In the evaluation of the relationship between decayed, lost, and filled teeth in the present study, it was shown that the average number of missing teeth was 6.7, and the percentages of patients with caries and filled teeth were 15% and 79.9%, respectively. A significant association among severe OSA, periodontitis, and maladaptive resins was evident. Additionally, data have shown an association between periodontitis and maladaptive restorations, whether interproximal or cervical, since they are bacterial niches that trigger inflammation and destruction of periodontal tissues [44, 45].

Continuing with local factors, in the analysis of malocclusion, open bite and edge-to-edge bite were evaluated. However, no significant association with OSA was found in this study. These results are consistent with those reported by Alqahtani et al. [46] and Gudipaneni et al. [47] in adult patients. In contrast, associations between anterior open bite, posterior crossbite, lip incompetence, and OSA symptoms have been reported in adolescent patients [47, 48].

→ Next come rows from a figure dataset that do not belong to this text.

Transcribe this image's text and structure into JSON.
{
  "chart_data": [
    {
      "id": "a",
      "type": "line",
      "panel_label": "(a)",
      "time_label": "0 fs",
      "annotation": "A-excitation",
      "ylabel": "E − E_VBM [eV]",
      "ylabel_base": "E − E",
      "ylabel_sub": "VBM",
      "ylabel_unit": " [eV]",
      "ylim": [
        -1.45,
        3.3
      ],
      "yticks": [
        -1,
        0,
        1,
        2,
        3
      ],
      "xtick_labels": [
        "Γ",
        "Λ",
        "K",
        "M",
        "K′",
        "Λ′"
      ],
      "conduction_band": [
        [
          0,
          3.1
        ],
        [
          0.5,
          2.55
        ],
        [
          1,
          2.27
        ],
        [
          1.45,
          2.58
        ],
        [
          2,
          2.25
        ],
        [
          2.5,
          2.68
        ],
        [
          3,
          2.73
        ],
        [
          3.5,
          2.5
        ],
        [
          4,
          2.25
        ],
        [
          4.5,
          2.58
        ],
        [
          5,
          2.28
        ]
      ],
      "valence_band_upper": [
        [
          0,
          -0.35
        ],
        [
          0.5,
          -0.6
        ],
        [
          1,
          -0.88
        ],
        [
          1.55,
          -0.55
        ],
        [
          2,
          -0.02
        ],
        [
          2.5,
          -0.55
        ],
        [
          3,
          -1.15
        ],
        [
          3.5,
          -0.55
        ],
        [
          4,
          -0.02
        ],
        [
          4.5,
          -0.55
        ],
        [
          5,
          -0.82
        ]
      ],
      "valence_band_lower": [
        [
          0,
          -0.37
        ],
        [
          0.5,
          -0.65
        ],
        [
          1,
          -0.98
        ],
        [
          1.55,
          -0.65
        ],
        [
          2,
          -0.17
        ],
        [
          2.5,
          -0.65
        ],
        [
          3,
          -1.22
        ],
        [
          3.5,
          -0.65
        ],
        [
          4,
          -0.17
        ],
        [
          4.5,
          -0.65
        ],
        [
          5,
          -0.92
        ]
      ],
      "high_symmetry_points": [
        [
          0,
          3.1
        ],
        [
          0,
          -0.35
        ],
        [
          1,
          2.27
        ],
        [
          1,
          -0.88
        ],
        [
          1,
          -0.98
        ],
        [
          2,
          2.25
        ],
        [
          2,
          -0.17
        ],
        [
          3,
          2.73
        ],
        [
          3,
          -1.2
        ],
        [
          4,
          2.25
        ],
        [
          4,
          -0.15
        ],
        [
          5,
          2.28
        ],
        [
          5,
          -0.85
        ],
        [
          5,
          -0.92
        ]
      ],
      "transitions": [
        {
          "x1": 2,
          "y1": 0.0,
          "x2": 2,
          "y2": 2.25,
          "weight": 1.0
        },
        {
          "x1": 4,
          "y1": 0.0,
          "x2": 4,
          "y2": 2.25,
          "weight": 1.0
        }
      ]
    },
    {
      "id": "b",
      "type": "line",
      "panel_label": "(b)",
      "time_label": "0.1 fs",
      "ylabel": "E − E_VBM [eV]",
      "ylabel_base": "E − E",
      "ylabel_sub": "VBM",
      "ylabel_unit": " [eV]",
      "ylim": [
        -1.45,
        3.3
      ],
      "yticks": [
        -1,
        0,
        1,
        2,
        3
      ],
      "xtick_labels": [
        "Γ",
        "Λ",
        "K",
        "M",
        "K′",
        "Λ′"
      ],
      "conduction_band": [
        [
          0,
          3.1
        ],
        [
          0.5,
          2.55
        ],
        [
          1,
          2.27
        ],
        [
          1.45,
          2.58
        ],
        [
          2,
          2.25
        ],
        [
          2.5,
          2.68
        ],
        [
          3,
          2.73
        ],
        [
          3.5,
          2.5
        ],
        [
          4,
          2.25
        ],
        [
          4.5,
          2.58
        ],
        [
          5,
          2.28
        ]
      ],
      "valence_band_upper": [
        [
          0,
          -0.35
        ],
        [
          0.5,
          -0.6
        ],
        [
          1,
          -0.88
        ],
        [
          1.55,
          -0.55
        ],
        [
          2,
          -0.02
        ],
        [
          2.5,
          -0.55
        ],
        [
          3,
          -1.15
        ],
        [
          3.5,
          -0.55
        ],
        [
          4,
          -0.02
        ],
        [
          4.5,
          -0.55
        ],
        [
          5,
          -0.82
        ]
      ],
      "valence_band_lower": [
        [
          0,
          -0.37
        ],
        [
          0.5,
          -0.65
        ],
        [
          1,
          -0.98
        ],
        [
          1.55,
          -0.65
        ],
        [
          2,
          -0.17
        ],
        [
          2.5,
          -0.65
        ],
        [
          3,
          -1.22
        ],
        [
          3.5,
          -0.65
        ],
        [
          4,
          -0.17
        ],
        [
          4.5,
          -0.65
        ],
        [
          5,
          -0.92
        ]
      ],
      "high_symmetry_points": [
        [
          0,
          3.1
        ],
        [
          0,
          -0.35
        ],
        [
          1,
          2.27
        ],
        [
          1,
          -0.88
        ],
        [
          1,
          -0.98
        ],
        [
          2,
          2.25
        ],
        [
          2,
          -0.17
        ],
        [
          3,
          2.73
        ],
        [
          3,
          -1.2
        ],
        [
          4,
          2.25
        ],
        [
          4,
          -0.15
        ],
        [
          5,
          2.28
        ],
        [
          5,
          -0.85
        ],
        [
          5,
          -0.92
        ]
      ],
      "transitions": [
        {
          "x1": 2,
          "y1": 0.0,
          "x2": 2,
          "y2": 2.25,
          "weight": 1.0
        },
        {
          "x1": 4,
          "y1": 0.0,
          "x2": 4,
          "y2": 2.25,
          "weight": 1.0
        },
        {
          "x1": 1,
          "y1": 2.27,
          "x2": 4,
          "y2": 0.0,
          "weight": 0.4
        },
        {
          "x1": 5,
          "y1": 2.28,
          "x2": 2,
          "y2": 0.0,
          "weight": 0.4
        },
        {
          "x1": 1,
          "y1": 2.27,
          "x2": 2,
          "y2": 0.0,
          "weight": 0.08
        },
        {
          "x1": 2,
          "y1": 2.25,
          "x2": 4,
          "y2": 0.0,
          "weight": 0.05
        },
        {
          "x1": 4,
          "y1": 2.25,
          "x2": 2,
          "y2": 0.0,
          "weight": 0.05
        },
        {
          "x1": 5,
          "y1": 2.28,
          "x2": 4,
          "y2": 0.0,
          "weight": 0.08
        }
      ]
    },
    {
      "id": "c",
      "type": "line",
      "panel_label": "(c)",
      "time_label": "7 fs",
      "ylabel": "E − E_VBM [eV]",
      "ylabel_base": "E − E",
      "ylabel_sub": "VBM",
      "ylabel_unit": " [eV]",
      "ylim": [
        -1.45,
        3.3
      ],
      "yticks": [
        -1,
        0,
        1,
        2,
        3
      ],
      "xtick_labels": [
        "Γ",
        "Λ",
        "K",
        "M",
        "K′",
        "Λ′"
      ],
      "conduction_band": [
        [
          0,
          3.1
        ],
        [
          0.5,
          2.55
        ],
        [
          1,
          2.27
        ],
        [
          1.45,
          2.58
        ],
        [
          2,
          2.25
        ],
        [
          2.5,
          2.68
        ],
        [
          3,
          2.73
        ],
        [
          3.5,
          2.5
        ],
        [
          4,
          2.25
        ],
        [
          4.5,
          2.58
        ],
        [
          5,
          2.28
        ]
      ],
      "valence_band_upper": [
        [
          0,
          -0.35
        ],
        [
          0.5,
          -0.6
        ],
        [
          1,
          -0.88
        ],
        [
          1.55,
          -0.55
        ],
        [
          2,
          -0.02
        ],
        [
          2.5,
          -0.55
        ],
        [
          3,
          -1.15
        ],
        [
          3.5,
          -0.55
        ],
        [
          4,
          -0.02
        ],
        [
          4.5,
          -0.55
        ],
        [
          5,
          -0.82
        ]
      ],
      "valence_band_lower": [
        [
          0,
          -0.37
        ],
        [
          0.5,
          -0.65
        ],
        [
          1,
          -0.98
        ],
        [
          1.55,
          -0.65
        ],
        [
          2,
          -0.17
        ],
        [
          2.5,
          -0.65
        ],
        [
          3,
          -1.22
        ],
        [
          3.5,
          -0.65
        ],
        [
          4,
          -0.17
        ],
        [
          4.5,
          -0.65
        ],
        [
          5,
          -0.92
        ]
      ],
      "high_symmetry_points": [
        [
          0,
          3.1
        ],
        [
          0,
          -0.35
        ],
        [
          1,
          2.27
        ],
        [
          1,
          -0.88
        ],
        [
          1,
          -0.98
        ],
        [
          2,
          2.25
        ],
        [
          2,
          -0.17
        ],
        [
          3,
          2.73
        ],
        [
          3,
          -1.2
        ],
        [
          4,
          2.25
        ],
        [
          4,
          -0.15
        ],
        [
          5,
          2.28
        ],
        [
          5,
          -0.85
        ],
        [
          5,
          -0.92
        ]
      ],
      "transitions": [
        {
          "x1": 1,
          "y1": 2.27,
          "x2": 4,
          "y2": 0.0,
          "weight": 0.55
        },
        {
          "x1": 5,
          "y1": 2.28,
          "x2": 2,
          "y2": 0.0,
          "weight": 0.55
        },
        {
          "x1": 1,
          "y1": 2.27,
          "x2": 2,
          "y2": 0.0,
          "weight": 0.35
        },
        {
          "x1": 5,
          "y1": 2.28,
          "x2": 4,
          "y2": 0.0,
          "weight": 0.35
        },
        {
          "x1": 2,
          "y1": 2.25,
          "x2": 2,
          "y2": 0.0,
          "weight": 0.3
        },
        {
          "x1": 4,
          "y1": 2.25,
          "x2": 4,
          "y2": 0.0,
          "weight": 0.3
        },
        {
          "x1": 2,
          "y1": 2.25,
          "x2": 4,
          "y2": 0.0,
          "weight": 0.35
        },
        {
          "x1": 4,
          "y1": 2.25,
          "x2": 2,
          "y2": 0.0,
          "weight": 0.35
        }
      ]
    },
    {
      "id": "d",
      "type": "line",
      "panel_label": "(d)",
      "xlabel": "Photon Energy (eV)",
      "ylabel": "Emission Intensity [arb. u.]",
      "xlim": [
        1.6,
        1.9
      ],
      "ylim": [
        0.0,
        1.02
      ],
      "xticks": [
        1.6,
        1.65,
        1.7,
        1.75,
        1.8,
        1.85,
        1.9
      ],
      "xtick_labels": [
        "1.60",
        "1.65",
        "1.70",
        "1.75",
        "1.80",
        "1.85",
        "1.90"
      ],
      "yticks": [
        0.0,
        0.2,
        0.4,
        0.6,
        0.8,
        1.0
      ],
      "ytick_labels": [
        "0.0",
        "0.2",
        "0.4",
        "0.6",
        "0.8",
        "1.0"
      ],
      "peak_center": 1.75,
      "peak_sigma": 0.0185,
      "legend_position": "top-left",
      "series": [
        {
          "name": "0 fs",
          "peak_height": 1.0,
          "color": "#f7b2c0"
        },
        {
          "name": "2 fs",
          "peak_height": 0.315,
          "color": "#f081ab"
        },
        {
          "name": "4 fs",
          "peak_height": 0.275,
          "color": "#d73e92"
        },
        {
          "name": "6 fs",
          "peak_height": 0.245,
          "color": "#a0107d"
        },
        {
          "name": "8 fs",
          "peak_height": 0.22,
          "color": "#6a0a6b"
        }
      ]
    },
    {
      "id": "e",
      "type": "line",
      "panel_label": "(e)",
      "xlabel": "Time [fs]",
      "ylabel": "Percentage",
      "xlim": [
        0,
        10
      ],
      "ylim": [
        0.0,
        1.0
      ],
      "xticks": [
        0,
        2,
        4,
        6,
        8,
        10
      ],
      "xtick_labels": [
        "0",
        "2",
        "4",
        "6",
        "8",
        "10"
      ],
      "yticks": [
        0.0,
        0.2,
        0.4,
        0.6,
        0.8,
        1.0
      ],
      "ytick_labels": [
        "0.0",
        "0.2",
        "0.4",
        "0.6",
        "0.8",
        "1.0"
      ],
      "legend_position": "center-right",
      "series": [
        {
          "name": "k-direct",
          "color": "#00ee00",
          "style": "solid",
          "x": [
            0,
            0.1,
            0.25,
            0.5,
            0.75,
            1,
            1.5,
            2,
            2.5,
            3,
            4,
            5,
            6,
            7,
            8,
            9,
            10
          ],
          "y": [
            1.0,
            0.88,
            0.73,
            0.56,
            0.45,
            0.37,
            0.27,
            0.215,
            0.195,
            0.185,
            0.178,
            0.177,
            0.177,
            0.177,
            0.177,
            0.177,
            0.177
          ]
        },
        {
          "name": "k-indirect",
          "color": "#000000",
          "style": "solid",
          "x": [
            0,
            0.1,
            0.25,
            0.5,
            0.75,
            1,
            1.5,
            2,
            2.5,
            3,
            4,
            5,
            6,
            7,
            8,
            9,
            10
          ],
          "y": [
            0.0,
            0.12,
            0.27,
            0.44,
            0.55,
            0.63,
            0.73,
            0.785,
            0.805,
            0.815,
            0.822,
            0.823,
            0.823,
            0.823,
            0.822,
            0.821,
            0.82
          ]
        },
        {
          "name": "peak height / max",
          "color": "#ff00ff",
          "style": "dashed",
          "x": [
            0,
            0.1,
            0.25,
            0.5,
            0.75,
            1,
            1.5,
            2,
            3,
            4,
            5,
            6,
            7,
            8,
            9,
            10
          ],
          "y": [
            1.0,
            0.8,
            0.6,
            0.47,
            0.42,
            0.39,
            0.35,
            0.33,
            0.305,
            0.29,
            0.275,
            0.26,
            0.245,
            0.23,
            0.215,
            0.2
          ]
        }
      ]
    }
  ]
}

When evaluating the facets of dental wear, it was found that 41.67% of the population had them, and despite this high prevalence, there was no significant association with OSA or periodontitis. In contrast, a study conducted by Durán-Cantolla et al. [49] reported a statistically significant correlation between tooth wear and OSA severity and indicated that the prevalence of OSA in patients with tooth wear was three times higher than that in patients in the general population. In the literature, it has been reported that nocturnal bruxism could be a factor associated with tooth wear [50].

Conclusions

In light of the limitations of this study, it can be concluded that:

  • Patients with periodontitis have a higher prevalence of severe OSA.

  • Patients with OSA and periodontitis have a tendency toward more obesity and hypothyroidism.

  • Patients with OSA have a higher BMI regardless of the diagnosis of periodontitis.

  • There is an association between arterial hypertension and severe OSA, as well as between osteoarthritis and severe OSA.

  • There is an association between the use of a removable partial denture and severe OSA.

  • There is an association among the presence of maladaptive resins, severe OSA, and periodontitis.

Recommendations

  • This work suggests that future research should examine the association between different local and systemic risk factors in which a statistically significant association was evidenced.